From the Guidelines
Uremic pleural effusion should be managed with serial thoracocentesis as the first treatment option, reserving indwelling pleural catheters (IPCs) or attempted talc pleurodesis for refractory cases, according to the most recent guidelines. This approach is based on the limited evidence available, including a recent statement from the European Respiratory Journal 1, which highlights the frailty and poor prognosis of patients with end-stage renal failure (ESRF) and the need for palliative intent in treating pleural effusions. The commonest cause of pleural effusions in this population is fluid overload, but not all patients present with bilateral effusions or transudates, and there is a significant risk of pleural infection or malignancy.
Key considerations in managing uremic pleural effusion include:
- Aggressive medical management or renal replacement therapy (RRT) can adequately treat pleural effusions due to fluid overload, but adverse event rates can limit this approach 1
- Pleural interventions, such as serial thoracocentesis, have been shown to be relatively safe across several observational studies 1
- The choice of pleural intervention should be guided by patient choice and available treatment methods, with similar symptomatic relief achieved by repeat thoracocentesis alone compared to IPCs in observational studies 1
- IPCs or attempted talc pleurodesis should be reserved for refractory cases, given the high adverse event rate and increased drainage volume with IPCs seen in RCTs of benign pleural effusions 1
In clinical practice, it is essential to prioritize the management of uremic pleural effusion based on the individual patient's needs and prognosis, taking into account the potential risks and benefits of different treatment options. Regular monitoring of kidney function, electrolytes, and fluid status is crucial for effective management, and cross-sectional imaging should be considered early in the diagnostic pathway if there is clinical suspicion of pleural infection or malignancy 1.
From the Research
Definition and Causes of Uremic Pleural Effusion
- Uremic pleural effusion is a relatively common occurrence in patients with end-stage renal disease (ESRD) 2.
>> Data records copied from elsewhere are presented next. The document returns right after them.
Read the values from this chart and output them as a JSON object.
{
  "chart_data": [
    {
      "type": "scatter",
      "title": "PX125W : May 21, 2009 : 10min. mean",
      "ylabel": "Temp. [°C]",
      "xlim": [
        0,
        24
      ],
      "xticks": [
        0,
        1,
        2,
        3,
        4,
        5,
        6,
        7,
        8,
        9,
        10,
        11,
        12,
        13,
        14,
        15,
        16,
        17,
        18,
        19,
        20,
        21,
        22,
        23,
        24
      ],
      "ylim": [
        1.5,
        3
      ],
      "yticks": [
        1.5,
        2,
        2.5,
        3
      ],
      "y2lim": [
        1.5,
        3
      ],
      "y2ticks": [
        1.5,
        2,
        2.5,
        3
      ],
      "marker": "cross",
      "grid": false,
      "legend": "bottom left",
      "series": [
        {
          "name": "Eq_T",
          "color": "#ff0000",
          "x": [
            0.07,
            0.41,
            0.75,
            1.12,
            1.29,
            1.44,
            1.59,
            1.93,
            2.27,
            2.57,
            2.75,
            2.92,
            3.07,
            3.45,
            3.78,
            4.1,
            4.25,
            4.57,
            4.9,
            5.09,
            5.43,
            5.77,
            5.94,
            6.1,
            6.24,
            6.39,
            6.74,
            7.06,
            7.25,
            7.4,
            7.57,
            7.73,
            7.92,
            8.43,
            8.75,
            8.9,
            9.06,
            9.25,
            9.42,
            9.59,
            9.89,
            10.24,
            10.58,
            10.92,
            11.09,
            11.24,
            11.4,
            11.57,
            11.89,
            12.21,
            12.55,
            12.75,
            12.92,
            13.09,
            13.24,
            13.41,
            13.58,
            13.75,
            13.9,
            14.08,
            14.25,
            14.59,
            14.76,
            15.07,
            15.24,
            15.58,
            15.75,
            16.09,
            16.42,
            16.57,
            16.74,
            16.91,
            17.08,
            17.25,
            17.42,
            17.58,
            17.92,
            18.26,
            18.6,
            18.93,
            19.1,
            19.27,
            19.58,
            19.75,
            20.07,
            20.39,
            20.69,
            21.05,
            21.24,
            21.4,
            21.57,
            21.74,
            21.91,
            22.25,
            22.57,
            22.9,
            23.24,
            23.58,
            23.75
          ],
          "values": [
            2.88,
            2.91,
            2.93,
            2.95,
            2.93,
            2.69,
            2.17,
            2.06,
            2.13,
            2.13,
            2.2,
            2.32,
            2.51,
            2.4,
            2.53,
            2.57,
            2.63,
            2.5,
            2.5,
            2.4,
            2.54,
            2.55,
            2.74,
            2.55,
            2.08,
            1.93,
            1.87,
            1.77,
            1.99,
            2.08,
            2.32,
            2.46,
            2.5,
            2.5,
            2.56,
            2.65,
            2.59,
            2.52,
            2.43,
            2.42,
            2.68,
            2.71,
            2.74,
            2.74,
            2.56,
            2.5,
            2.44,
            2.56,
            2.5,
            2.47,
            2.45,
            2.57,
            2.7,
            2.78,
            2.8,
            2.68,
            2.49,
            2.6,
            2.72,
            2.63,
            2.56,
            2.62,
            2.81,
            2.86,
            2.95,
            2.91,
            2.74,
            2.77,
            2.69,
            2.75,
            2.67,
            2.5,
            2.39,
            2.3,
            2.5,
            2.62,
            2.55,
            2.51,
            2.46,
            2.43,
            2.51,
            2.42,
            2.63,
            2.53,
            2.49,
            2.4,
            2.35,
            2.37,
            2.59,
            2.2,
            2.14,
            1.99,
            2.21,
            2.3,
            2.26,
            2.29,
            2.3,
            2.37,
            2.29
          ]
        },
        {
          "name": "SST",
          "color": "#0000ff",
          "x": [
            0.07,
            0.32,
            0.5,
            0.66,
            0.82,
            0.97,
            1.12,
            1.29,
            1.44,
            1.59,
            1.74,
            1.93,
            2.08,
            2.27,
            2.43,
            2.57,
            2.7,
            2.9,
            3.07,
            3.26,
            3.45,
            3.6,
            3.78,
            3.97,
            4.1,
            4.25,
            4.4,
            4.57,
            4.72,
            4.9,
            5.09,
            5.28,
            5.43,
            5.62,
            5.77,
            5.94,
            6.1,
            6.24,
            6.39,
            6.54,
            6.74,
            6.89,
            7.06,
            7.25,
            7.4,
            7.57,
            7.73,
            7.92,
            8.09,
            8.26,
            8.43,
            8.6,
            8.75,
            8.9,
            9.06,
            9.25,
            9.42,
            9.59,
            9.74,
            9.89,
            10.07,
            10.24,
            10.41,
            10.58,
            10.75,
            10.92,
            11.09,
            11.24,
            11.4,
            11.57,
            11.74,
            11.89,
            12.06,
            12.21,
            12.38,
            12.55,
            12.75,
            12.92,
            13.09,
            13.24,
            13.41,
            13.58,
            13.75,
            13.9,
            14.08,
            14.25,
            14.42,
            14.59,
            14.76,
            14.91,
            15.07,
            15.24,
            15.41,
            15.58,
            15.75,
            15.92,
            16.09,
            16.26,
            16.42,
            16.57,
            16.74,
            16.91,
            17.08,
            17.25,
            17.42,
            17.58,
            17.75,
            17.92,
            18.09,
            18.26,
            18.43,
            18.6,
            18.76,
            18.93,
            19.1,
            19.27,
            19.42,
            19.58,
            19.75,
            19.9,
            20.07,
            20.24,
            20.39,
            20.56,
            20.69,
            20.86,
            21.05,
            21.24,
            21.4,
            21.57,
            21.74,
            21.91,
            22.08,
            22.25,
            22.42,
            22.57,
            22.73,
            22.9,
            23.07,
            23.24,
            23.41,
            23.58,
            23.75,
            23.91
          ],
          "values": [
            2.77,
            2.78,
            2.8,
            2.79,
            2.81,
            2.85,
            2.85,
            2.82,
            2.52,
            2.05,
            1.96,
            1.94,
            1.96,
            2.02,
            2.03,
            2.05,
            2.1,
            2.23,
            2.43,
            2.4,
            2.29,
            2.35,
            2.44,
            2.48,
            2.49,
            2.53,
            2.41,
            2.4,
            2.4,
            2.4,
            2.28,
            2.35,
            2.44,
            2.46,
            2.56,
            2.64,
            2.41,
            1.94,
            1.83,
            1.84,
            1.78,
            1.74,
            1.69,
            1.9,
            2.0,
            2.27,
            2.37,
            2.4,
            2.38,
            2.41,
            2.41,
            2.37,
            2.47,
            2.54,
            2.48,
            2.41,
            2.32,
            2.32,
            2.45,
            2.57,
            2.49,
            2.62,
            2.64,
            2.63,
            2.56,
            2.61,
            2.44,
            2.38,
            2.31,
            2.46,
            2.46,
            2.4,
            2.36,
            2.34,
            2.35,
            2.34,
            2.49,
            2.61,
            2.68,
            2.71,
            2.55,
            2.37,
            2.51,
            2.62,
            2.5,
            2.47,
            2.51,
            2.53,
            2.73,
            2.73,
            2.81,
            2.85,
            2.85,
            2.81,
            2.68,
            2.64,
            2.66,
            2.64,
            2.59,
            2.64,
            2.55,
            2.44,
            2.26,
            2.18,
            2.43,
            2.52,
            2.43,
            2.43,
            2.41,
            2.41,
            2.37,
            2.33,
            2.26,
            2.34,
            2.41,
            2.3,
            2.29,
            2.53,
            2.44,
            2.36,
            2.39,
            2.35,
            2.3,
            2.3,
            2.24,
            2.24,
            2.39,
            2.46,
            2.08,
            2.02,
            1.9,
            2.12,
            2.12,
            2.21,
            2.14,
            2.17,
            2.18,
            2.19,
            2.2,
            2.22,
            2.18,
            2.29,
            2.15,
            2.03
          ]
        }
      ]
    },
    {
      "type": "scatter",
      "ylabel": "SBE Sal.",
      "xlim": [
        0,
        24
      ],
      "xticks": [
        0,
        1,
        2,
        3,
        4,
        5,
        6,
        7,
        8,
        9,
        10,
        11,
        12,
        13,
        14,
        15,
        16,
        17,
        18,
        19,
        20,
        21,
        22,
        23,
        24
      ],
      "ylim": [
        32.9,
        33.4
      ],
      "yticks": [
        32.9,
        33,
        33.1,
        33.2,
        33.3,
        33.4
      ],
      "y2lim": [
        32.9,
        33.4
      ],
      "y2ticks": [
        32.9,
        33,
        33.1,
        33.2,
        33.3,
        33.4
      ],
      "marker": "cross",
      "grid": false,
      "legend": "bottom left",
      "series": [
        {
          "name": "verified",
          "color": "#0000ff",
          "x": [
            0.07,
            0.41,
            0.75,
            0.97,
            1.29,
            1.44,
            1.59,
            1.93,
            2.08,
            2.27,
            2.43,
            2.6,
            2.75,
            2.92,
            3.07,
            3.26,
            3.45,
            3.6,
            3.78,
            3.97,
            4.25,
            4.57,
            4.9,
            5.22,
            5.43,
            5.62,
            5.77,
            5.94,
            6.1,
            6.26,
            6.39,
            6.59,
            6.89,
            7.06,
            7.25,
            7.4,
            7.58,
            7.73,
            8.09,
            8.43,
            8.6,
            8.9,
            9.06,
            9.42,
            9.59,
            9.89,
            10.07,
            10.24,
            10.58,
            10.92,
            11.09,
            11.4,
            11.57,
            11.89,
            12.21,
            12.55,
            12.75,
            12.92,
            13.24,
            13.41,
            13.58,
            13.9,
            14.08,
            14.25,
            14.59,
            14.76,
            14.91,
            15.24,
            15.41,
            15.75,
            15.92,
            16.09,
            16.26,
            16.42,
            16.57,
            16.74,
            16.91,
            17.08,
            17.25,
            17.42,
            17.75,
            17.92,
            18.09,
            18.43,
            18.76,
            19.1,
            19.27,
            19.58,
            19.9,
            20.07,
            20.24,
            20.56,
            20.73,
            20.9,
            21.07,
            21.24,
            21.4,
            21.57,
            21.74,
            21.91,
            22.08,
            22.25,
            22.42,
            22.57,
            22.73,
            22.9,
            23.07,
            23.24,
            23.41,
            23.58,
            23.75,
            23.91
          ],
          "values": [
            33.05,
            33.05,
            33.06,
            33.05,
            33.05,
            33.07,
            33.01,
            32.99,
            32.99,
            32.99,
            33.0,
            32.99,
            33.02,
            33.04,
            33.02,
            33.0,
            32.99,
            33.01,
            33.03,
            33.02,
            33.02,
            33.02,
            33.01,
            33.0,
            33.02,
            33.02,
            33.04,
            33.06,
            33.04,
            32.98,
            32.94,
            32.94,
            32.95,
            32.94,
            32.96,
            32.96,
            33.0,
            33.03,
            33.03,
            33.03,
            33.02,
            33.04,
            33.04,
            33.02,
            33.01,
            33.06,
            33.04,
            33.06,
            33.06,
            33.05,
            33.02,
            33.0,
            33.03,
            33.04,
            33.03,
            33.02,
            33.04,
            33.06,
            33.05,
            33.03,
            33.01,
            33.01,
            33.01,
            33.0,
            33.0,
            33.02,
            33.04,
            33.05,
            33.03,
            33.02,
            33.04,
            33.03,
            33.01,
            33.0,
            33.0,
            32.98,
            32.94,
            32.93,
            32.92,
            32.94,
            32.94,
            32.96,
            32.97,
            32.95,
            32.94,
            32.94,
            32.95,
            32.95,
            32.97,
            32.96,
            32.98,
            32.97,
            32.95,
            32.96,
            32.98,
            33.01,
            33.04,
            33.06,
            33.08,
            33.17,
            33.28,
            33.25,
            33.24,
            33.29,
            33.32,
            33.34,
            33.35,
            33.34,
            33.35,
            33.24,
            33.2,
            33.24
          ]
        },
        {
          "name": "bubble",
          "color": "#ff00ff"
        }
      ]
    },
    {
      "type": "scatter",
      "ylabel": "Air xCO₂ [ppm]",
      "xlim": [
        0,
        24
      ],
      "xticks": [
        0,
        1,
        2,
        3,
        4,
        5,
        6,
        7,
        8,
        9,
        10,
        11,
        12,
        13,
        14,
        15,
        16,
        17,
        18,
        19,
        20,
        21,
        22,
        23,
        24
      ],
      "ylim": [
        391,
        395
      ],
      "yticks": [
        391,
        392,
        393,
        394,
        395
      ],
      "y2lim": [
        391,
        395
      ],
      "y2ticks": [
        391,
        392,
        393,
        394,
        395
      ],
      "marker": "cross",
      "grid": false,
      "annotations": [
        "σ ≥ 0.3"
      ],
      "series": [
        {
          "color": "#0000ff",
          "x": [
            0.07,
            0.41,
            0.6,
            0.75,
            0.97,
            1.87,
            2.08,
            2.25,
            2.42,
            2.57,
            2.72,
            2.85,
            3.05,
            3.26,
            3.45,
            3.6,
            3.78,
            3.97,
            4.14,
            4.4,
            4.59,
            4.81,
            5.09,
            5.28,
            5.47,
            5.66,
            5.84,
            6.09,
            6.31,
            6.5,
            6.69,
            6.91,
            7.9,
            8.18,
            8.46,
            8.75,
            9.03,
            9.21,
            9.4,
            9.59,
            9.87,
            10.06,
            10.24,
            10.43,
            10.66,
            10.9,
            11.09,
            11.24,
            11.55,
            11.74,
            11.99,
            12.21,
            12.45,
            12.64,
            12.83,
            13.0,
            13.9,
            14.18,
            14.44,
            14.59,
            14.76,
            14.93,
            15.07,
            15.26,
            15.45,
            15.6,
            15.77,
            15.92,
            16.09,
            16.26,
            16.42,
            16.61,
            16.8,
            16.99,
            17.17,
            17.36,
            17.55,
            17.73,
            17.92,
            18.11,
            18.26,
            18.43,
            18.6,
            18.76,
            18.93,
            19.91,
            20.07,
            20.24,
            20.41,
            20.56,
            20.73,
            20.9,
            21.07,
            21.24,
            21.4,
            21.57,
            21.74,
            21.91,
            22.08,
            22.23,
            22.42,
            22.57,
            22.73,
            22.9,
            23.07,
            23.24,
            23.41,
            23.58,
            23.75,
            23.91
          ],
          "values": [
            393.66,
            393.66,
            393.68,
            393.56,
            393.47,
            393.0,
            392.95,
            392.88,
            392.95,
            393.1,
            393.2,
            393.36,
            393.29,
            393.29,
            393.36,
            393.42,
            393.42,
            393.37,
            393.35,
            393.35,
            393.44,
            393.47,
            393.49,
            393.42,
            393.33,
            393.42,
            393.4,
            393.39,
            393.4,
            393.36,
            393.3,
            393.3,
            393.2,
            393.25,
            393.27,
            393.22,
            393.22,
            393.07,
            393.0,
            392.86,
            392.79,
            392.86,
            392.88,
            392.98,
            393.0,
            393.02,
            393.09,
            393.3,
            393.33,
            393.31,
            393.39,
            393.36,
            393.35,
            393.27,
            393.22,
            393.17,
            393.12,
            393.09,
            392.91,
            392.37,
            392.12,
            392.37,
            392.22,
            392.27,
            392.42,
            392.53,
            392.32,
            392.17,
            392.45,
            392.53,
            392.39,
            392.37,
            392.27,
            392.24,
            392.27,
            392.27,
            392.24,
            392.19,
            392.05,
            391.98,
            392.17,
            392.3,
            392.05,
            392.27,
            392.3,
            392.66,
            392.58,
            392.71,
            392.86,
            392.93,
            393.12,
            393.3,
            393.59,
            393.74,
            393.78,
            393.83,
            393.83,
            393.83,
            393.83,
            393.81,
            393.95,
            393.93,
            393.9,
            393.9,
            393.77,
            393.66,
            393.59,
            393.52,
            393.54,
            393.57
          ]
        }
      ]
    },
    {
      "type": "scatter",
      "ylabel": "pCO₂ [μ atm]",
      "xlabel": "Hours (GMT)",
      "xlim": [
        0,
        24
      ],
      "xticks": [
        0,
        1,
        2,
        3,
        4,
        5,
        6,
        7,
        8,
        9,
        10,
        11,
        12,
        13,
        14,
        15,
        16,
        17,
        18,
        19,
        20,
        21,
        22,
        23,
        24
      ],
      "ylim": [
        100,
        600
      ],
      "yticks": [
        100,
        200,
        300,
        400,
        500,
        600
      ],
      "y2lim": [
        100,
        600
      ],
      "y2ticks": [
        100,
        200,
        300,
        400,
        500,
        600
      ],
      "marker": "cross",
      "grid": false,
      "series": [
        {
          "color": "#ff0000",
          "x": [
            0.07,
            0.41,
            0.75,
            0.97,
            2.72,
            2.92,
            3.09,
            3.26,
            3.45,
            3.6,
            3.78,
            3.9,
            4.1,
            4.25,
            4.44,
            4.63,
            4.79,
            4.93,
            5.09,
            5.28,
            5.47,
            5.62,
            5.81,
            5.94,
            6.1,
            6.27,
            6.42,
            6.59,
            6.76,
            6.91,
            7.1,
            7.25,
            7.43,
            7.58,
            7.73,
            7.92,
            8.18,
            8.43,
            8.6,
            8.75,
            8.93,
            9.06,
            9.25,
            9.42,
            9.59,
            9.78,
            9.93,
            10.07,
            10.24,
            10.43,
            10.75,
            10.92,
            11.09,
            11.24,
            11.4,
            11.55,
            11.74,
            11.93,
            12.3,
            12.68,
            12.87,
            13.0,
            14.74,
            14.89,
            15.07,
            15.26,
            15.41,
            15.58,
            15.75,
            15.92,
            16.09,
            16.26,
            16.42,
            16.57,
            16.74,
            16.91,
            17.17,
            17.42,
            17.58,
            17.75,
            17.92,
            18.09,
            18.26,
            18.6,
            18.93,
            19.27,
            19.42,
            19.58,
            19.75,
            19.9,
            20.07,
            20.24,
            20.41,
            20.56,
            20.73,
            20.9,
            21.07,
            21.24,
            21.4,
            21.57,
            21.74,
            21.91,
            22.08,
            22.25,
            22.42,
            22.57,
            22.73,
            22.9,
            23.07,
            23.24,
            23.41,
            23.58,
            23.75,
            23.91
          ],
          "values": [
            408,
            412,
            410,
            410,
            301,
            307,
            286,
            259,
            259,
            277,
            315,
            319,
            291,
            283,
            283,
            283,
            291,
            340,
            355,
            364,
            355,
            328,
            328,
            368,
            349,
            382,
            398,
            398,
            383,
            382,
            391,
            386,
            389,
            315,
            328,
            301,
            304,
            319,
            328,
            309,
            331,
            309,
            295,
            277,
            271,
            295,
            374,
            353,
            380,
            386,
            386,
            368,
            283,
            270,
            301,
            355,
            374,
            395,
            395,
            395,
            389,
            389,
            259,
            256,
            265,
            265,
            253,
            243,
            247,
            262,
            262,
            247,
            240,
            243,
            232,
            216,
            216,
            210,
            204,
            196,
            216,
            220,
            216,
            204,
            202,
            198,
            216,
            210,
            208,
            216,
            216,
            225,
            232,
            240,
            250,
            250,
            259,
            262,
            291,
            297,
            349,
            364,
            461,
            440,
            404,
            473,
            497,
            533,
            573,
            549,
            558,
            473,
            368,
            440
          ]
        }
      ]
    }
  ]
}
- It is caused by uremia, which can lead to the development of hemorrhagic pleural fluid collections in patients who are underdialyzed 2.
- The development of uremic pleural effusions is associated with serosal injury and defective platelet function, leading to transudation of fluid into the pleural space 2.
Clinical Features and Diagnosis
- Patients with uremic pleural effusion may present with dyspnea, cough, weight loss, anorexia, chest pain, and fever 3.
- Pleural fluid analysis may show a serosanguineous or hemorrhagic appearance, with elevated protein and lactic dehydrogenase (LDH) levels, indicating an exudate 4.
- Thoracentesis and pleural biopsy may be necessary to diagnose uremic pleural effusion and rule out other causes of pleural effusion 5, 4.
Treatment and Management
- Treatment of uremic pleural effusion typically involves intensifying dialysis to improve uremic symptoms 2.
- Thoracentesis and chest tube insertion may be necessary to drain the pleural effusion and provide symptomatic relief 5, 3.
- Pleural decortication may be necessary in some cases to manage uremic pleuritis 3.
- The outcome of uremic pleuritis can be improved with continuation of hemodialysis and other interventions 3.
Incidence and Prevalence
- The incidence of pleural effusion in patients receiving long-term hemodialysis is approximately 20.2% 6.
- Uremic pleuritis is a common cause of pleural effusion in patients with chronic hemodialysis, with a rate of 23.7% 3.
- Other frequent etiologies of pleural effusion in patients with chronic hemodialysis include parapneumonic effusion, cardiac failure, and tuberculosis 6, 3.